L’odissea dei malati oncologici negli ospedali di Roma l’ha raccontata una mini inchiesta del Messaggero mutuata da molti episodi raccontati dai pazienti stessi o dai loro parenti, ed è un’odissea condensabile in una frase che pesa come un macigno: “Diagnosi in corridoio”. Insomma, il focus del quotidiano romano svela le tare di un settore dove il dolore è di casa e dove la delicatezza e i protocolli di approccio al paziente dovrebbero essere più che negli altri particolarmente scrupolosi, in protocollo e in etica.

L’odissea dei malati oncologici di Roma e i dati dell’Aimac

E invece pare che non sia sempre così. A svelarlo anche un report dei volontari dell’Aimac, l’Associazione italiana malati di cancro, presso gli ospedali San Giovanni, Sant’Andrea, Ifo, Umberto I, San Filippo Neri, San Camillo, Campus biomedico, Tor Vergata e Gemelli. L’associazione ha esaminato le 2450 richieste di aiuto arrivate tra il novembre del 2020 e l’ottobre di quest’anno. Dove arrivano? Negli spot di accoglienza dell’associazione.

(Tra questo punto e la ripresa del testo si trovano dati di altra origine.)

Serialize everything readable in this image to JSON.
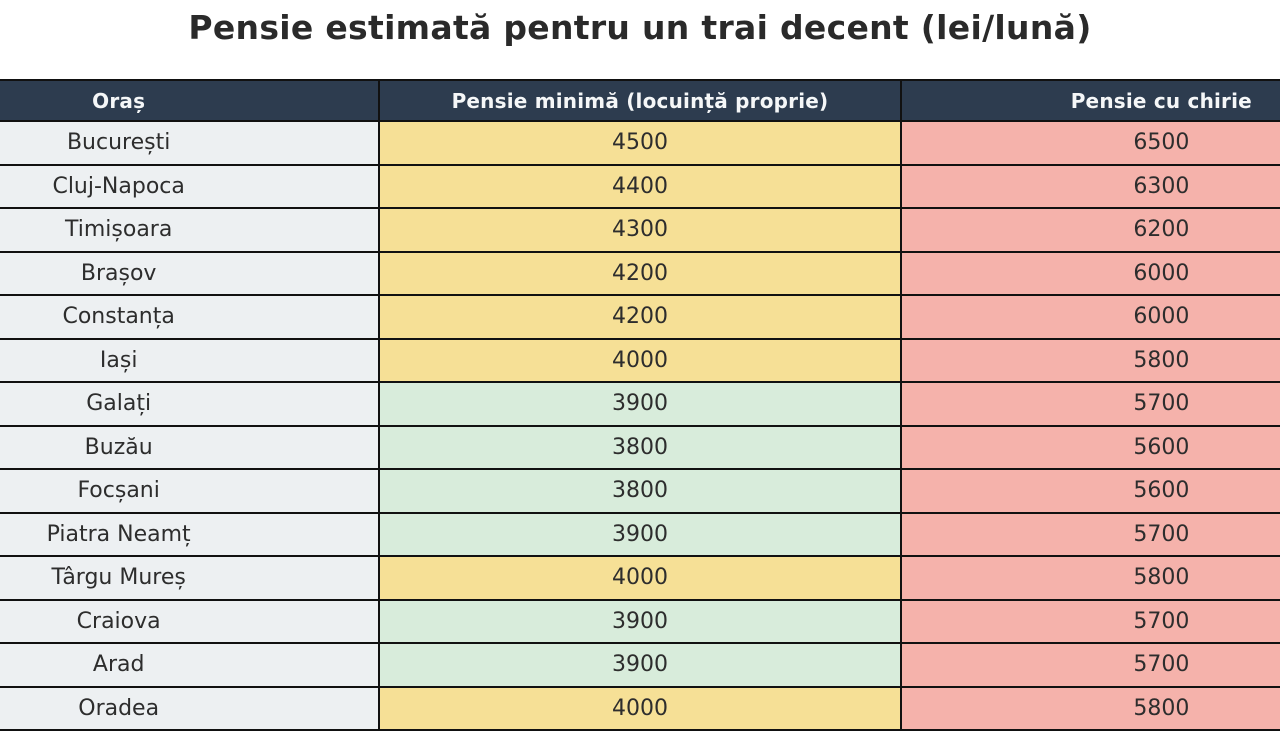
{
  "chart_data": {
    "type": "table",
    "title": "Pensie estimată pentru un trai decent (lei/lună)",
    "columns": [
      "Oraș",
      "Pensie minimă (locuință proprie)",
      "Pensie cu chirie"
    ],
    "rows": [
      {
        "city": "București",
        "pensie_minima": 4500,
        "pensie_cu_chirie": 6500,
        "min_cell_tone": "yellow"
      },
      {
        "city": "Cluj-Napoca",
        "pensie_minima": 4400,
        "pensie_cu_chirie": 6300,
        "min_cell_tone": "yellow"
      },
      {
        "city": "Timișoara",
        "pensie_minima": 4300,
        "pensie_cu_chirie": 6200,
        "min_cell_tone": "yellow"
      },
      {
        "city": "Brașov",
        "pensie_minima": 4200,
        "pensie_cu_chirie": 6000,
        "min_cell_tone": "yellow"
      },
      {
        "city": "Constanța",
        "pensie_minima": 4200,
        "pensie_cu_chirie": 6000,
        "min_cell_tone": "yellow"
      },
      {
        "city": "Iași",
        "pensie_minima": 4000,
        "pensie_cu_chirie": 5800,
        "min_cell_tone": "yellow"
      },
      {
        "city": "Galați",
        "pensie_minima": 3900,
        "pensie_cu_chirie": 5700,
        "min_cell_tone": "green"
      },
      {
        "city": "Buzău",
        "pensie_minima": 3800,
        "pensie_cu_chirie": 5600,
        "min_cell_tone": "green"
      },
      {
        "city": "Focșani",
        "pensie_minima": 3800,
        "pensie_cu_chirie": 5600,
        "min_cell_tone": "green"
      },
      {
        "city": "Piatra Neamț",
        "pensie_minima": 3900,
        "pensie_cu_chirie": 5700,
        "min_cell_tone": "green"
      },
      {
        "city": "Târgu Mureș",
        "pensie_minima": 4000,
        "pensie_cu_chirie": 5800,
        "min_cell_tone": "yellow"
      },
      {
        "city": "Craiova",
        "pensie_minima": 3900,
        "pensie_cu_chirie": 5700,
        "min_cell_tone": "green"
      },
      {
        "city": "Arad",
        "pensie_minima": 3900,
        "pensie_cu_chirie": 5700,
        "min_cell_tone": "green"
      },
      {
        "city": "Oradea",
        "pensie_minima": 4000,
        "pensie_cu_chirie": 5800,
        "min_cell_tone": "yellow"
      }
    ],
    "layout": {
      "legend": "none",
      "grid": "black cell borders",
      "note_units": "lei/lună"
    }
  },
  "colors": {
    "page-bg": "#ffffff",
    "title-text": "#2a2a2a",
    "header-bg": "#2d3c4f",
    "header-text": "#f5f7f8",
    "city-cell-bg": "#edf0f2",
    "yellow-cell-bg": "#f6e096",
    "green-cell-bg": "#d8ecdb",
    "rent-cell-bg": "#f5b2ab",
    "cell-text": "#2d2d2d",
    "border": "#111111"
  }
}
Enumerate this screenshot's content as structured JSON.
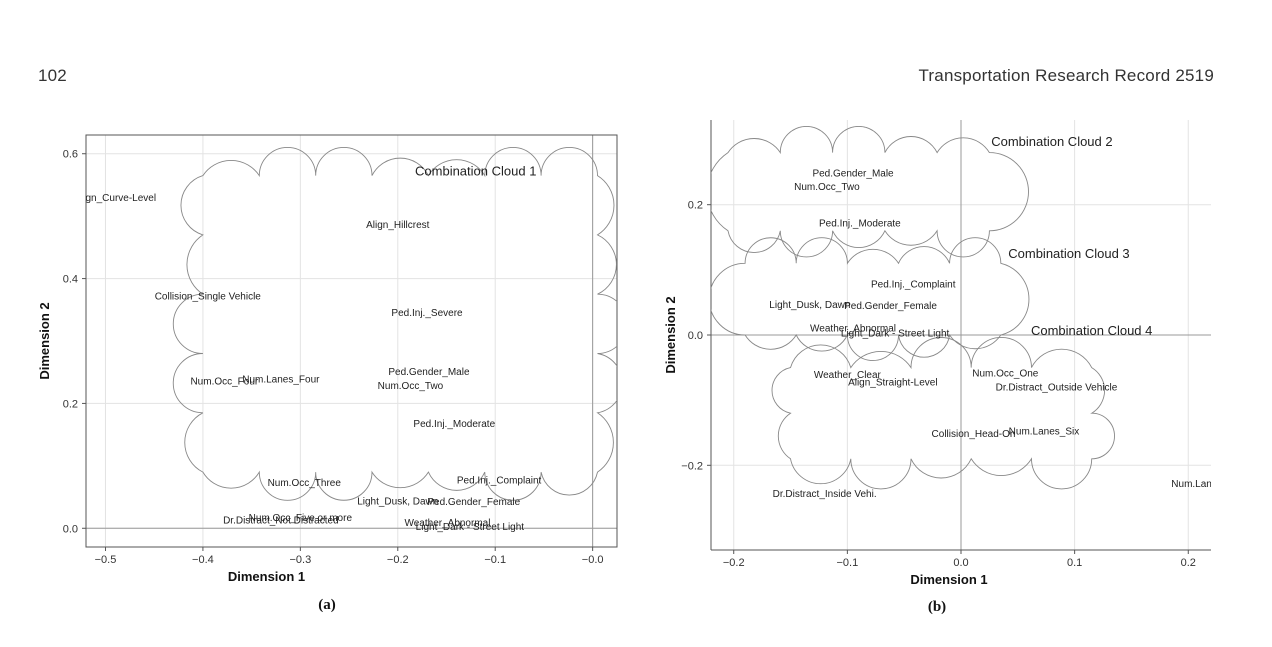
{
  "header": {
    "page_number": "102",
    "journal": "Transportation Research Record 2519"
  },
  "chart_data": [
    {
      "type": "scatter",
      "caption": "(a)",
      "xlabel": "Dimension 1",
      "ylabel": "Dimension 2",
      "xlim": [
        -0.52,
        0.025
      ],
      "ylim": [
        -0.03,
        0.63
      ],
      "xticks": [
        -0.5,
        -0.4,
        -0.3,
        -0.2,
        -0.1,
        0.0
      ],
      "xtick_labels": [
        "−0.5",
        "−0.4",
        "−0.3",
        "−0.2",
        "−0.1",
        "−0.0"
      ],
      "yticks": [
        0.0,
        0.2,
        0.4,
        0.6
      ],
      "ytick_labels": [
        "0.0",
        "0.2",
        "0.4",
        "0.6"
      ],
      "grid": true,
      "reference_lines": {
        "x": 0.0,
        "y": 0.0
      },
      "points": [
        {
          "label": "Align_Curve-Level",
          "x": -0.49,
          "y": 0.53
        },
        {
          "label": "Align_Hillcrest",
          "x": -0.2,
          "y": 0.487
        },
        {
          "label": "Collision_Single Vehicle",
          "x": -0.395,
          "y": 0.372
        },
        {
          "label": "Ped.Inj._Severe",
          "x": -0.17,
          "y": 0.346
        },
        {
          "label": "Ped.Gender_Male",
          "x": -0.168,
          "y": 0.251
        },
        {
          "label": "Num.Occ_Two",
          "x": -0.187,
          "y": 0.229
        },
        {
          "label": "Num.Occ_Four",
          "x": -0.378,
          "y": 0.236
        },
        {
          "label": "Num.Lanes_Four",
          "x": -0.32,
          "y": 0.239
        },
        {
          "label": "Ped.Inj._Moderate",
          "x": -0.142,
          "y": 0.168
        },
        {
          "label": "Ped.Inj._Complaint",
          "x": -0.096,
          "y": 0.077
        },
        {
          "label": "Num.Occ_Three",
          "x": -0.296,
          "y": 0.073
        },
        {
          "label": "Light_Dusk, Dawn",
          "x": -0.2,
          "y": 0.044
        },
        {
          "label": "Ped.Gender_Female",
          "x": -0.122,
          "y": 0.043
        },
        {
          "label": "Num.Occ_Five or more",
          "x": -0.3,
          "y": 0.017
        },
        {
          "label": "Dr.Distract_Not Distracted",
          "x": -0.32,
          "y": 0.013
        },
        {
          "label": "Weather_Abnormal",
          "x": -0.149,
          "y": 0.009
        },
        {
          "label": "Light_Dark - Street Light",
          "x": -0.126,
          "y": 0.003
        }
      ],
      "clouds": [
        {
          "label": "Combination Cloud 1",
          "x_range": [
            -0.4,
            0.005
          ],
          "y_range": [
            0.09,
            0.565
          ]
        }
      ]
    },
    {
      "type": "scatter",
      "caption": "(b)",
      "xlabel": "Dimension 1",
      "ylabel": "Dimension 2",
      "xlim": [
        -0.22,
        0.22
      ],
      "ylim": [
        -0.33,
        0.33
      ],
      "xticks": [
        -0.2,
        -0.1,
        0.0,
        0.1,
        0.2
      ],
      "xtick_labels": [
        "−0.2",
        "−0.1",
        "0.0",
        "0.1",
        "0.2"
      ],
      "yticks": [
        -0.2,
        0.0,
        0.2
      ],
      "ytick_labels": [
        "−0.2",
        "0.0",
        "0.2"
      ],
      "grid": true,
      "reference_lines": {
        "x": 0.0,
        "y": 0.0
      },
      "points": [
        {
          "label": "Ped.Gender_Male",
          "x": -0.095,
          "y": 0.249
        },
        {
          "label": "Num.Occ_Two",
          "x": -0.118,
          "y": 0.228
        },
        {
          "label": "Ped.Inj._Moderate",
          "x": -0.089,
          "y": 0.172
        },
        {
          "label": "Ped.Inj._Complaint",
          "x": -0.042,
          "y": 0.078
        },
        {
          "label": "Light_Dusk, Dawn",
          "x": -0.133,
          "y": 0.047
        },
        {
          "label": "Ped.Gender_Female",
          "x": -0.062,
          "y": 0.045
        },
        {
          "label": "Weather_Abnormal",
          "x": -0.095,
          "y": 0.011
        },
        {
          "label": "Light_Dark - Street Light",
          "x": -0.058,
          "y": 0.003
        },
        {
          "label": "Weather_Clear",
          "x": -0.1,
          "y": -0.061
        },
        {
          "label": "Num.Occ_One",
          "x": 0.039,
          "y": -0.058
        },
        {
          "label": "Align_Straight-Level",
          "x": -0.06,
          "y": -0.072
        },
        {
          "label": "Dr.Distract_Outside Vehicle",
          "x": 0.084,
          "y": -0.08
        },
        {
          "label": "Num.Lanes_Six",
          "x": 0.073,
          "y": -0.147
        },
        {
          "label": "Collision_Head-On",
          "x": 0.011,
          "y": -0.151
        },
        {
          "label": "Dr.Distract_Inside Vehi.",
          "x": -0.12,
          "y": -0.243
        },
        {
          "label": "Num.Lanes_",
          "x": 0.21,
          "y": -0.228
        }
      ],
      "clouds": [
        {
          "label": "Combination Cloud 2",
          "x_range": [
            -0.205,
            0.025
          ],
          "y_range": [
            0.16,
            0.28
          ]
        },
        {
          "label": "Combination Cloud 3",
          "x_range": [
            -0.19,
            0.035
          ],
          "y_range": [
            0.0,
            0.11
          ]
        },
        {
          "label": "Combination Cloud 4",
          "x_range": [
            -0.15,
            0.115
          ],
          "y_range": [
            -0.19,
            -0.05
          ]
        }
      ]
    }
  ]
}
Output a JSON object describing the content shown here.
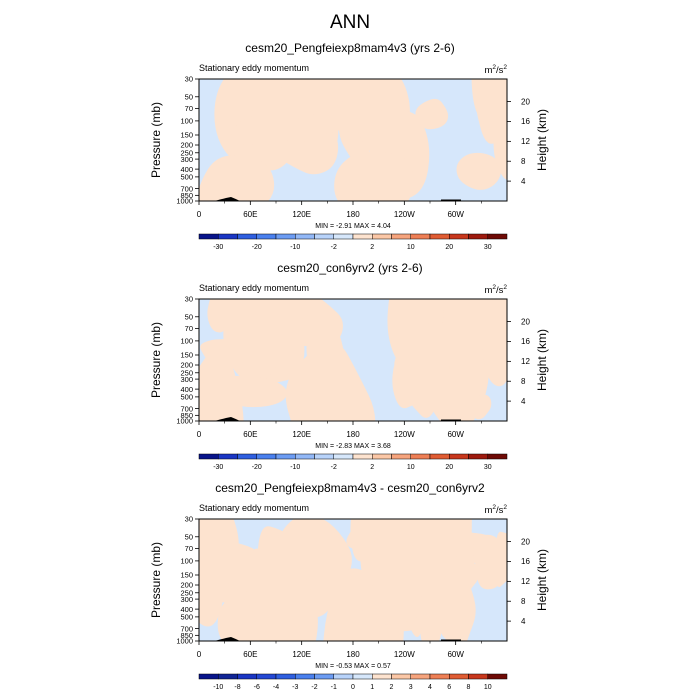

Il meglio del peggio delle diagnosi: ecco l’odissea dei malati oncologici di Roma

E spesso quello che raccolgono è un florilegio di pressappochismo riassumibile in frasi come l’evergreen “non è di nostra competenza” o “se il dolore aumenta lo porti in pronto soccorso”. Ci sono percentuali che oggi si perdono nel mare magum della lotta al covid che “monopolizza” i fatti della sanità: “Il 30% di quelle richieste era su informazioni sulla patologia e/o sull’iter diagnostico-terapeutico, il 26% aveva bisogno di materiale informativo, il 14% di informazioni sui diritti che spettano al paziente oncologico”. Insomma, i pazienti si sentono spesso confusi, abbandonati e in balia di eventi che hanno un battage terribile.

Due donne che hanno testimoniato l’odissea dei malati oncologici di Roma

E ci sono anche testimonianze, come quelle di una mamma di Roma Nord citata dal Messaggero: “Che la cura di mia figlia non stava funzionando me l’hanno detto mentre ero in piedi, nel corridoio, davanti ad altre persone a me sconosciute. Mi sono sentita svenire e anche umiliata, la vita di una ragazza fino a pochi mesi fa nel pieno delle forze veniva liquidata così in poche brutali parole”. E ancora, da parte di Valentina, che aveva il padre affetto da adenocarcinoma polmonare: “Tumore al terzo stadio non operabile, la comunicazione ci è stata fatta in piedi tra la porta di uscita del reparto e quella di entrata degli infermieri”.